On a corner plot of Antwerp’s busiest shopping street, DMT architecten realized this residential building with a commercial plinth. The façade speaks a contemporary classic language and is rather discreet in its surroundings. Its volume, on the other hand, is more expressive. The lower floors are high, and are articulated with two-storey window bays that bring to mind a multi-legged table. The stacked apartments above form a modest corner tower that can communicate with a landmark tower nearby. This volume pulls back a little from one of the neighbouring houses, one of the last remaining sixteenth-century houses on this street. Its cornice appears appropriate on the different sides of the corner.
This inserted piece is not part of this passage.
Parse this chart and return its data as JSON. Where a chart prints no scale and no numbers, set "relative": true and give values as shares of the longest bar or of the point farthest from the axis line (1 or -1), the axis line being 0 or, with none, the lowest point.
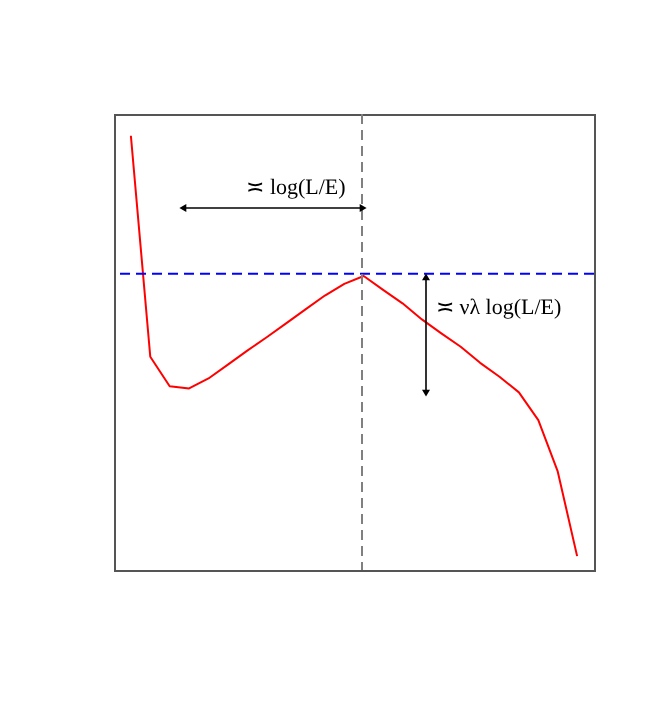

The building tries to nuance the morphology of the city, reaching out to the different layers of time surrounding it.
- Louis De Mey
This project is part of the exhibition Composite Presence in the Belgian pavilion at the 17th International Architecture Exhibition of La Biennale di Venezia.
DMT architecten: "The architecture of this double project is developed simultaneously in dialogue with the dynamics of Antwerp’s busiest shopping street. The rather modest corner building, with both façades of 15-meters-high, is strategically located between the larger buildings from the interwar period around the KBC tower, and the organically developed parcels on the Meir, including some historic houses. The building has seven floors, the first two are maximally dimensioned for commercial use, the floors above contain apartments and a duplex. The top floor has been withdrawn a few meters from the two building lines and crowns a second main volume that, due to its deeper position, offers space for one of the last small sixteenth-century houses on the Meir.
The building height, the facade articulation and the balcony refer to the demolished nineteenth-century corner building. The spacious ceiling heights facilitate the intended monumentality of the facades. Deeply placed windows suggest mass, some shallow offsets nuance the façade surface. The strict arrangement of the façade openings was partly released in the second higher volume. A recess of the façade on the fifth floor reduces the high corner building to two low houses in the Twaalfmaandenstraat."